Birkaç gün önce AB’nin başkenti Brüksel’deydik. Zaman çok, yapacak iş de fazla olmayınca bol bol sokakları arşınladık. Civar kentlere, civar ülkelere gittik.
Hiç tartışmasız, en sıradanı Brüksel’di. 50 yıldır girmeye çalıştığımız, bize kriter üstüne kriter dayatan Brüksel meğerse buymuş demekten kendimizi alamadık.
İşte size Brüksel’den kare kare görüntüler:
- Her sokağın başında dilenci var. Hem de şehrin her tarafında. Başkent Ankara’dan çok daha fazla olduğu kesin.
- Pislik diz boyu. Böylesine kirli bir Avrupa kenti bugüne kadar görmemiştim. Anlaşılan o ki bize ille de hijyen diyen Avrupalı parlamenterler Brüksel sokaklarına hiç çıkıp dolaşmıyorlar.
- Her tarafta inşaat var. Binalar yıkık dökük, bakımsız ve mimari bir bütünlük yok.
- Tren garları ve metro istasyonları, hem çok kirli hem çok bakımsız hem de güvensiz.
- Kent merkezindeki caddeler hafta sonu da, hafta içi de tıklım tıklım. Yarısı turist ise yarısı da işsiz.
- Diğer Avrupa kentlerindeki yeşil ve çiçeğin envai çeşidini ara ki bulasın. Ya susuz kalıp kurumuş ya da yenisi dikilmemiş.
- İşportacılar, sokak satıcıları ve pazarlar.
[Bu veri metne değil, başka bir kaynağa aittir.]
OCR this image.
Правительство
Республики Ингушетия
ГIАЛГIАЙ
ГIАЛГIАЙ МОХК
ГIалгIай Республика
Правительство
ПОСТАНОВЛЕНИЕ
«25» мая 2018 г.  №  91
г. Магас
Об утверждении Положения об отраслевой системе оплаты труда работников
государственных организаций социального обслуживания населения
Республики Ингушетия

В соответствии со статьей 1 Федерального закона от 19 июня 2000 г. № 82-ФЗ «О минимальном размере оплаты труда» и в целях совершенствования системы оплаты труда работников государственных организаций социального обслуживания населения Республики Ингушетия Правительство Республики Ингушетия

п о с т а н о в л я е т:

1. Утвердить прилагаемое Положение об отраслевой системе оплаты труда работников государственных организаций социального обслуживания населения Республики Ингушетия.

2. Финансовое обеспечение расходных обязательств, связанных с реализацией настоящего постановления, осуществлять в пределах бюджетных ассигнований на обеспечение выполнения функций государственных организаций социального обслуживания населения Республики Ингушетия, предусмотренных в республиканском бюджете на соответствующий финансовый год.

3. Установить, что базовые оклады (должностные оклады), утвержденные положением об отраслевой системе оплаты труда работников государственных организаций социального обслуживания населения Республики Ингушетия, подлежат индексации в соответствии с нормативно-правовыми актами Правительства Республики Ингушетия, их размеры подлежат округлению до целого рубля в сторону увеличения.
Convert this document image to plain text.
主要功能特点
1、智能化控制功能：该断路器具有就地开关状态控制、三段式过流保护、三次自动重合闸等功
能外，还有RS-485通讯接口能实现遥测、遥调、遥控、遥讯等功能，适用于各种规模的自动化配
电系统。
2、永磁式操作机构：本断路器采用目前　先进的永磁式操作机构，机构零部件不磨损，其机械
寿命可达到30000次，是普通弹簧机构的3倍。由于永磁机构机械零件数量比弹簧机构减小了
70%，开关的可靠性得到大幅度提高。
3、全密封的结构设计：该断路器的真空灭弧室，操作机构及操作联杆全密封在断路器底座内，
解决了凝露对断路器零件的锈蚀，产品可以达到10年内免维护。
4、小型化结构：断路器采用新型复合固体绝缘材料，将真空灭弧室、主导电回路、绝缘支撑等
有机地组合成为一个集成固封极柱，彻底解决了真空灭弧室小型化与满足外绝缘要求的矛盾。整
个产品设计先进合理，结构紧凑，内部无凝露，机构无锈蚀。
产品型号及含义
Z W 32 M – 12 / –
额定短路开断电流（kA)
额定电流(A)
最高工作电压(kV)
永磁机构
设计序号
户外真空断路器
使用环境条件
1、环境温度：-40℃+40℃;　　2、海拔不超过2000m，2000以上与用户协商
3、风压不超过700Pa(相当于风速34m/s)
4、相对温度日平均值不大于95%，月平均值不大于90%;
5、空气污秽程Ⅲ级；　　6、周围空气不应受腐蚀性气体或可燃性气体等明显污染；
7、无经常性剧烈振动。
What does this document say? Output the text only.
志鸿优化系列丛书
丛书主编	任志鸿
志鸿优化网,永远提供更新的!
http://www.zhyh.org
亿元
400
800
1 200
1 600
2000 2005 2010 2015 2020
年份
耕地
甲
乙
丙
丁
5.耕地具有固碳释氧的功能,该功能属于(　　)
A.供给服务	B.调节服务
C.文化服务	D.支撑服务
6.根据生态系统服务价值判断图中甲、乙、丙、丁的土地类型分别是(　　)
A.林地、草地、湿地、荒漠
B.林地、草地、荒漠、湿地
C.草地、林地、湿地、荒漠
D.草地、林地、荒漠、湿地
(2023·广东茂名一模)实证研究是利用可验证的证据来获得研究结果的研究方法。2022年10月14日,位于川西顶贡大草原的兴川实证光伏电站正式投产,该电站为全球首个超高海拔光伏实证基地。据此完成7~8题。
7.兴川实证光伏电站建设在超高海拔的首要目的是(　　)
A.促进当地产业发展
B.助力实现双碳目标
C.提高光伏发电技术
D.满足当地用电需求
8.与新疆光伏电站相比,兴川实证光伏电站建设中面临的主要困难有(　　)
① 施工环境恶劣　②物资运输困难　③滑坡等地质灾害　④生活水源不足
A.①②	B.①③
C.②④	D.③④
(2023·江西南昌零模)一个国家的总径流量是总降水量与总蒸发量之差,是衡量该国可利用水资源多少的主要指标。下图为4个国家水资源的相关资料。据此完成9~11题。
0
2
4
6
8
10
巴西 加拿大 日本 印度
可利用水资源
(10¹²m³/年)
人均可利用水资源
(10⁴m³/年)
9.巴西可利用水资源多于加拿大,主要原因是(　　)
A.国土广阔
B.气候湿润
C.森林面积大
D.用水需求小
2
Bazı görüntüler gösterip, peki burası neresi diye sorsak, dünyanın her ülkesi sayılır ama kesin burası AB’nin başkenti Brüksel diyen çıkmaz.
Belçika farklı bir ülke. Fransız, Hollanda, biraz da Alman kökenlilerin kurduğu birleşik devletlerden birisi. Ulus devlet değil. Sokağa çıktığınız da ya da ülkeyi gezdiğinizde bunu fazlasıyla görüyorsunuz. Kralları da var. Ama birbirlerini sevdikleri pek söylenemez.
Bölge ülkelerdeki sömürgecilik geleneği, ırk ve renk çeşitliliğine fazlasıyla katkıda bulunmuş. Buna bir de AB Parlamentosu için 27 ülkeden gelen parlamenter ve delegasyon ile turistleri eklediğinizde, sokakta her an için 77 milletten kişi görmek mümkün oluyor.
Çizgi filmin cennetiymiş. Tenten ve Şirinler başta olmak üzere tanıdık birçok ismin anavatanı. Banka ve şirketlerinden, Türkiye’de de faaliyet gösteren fazlasıyla kurumları var.
Avrupa Parlamentosu tatildeydi. Yeni seçilen parlamenterlerin kayıt süreci vardı. Yarısı yenilenmiş. Onlar da bizim gibi boş salonları gezdiler.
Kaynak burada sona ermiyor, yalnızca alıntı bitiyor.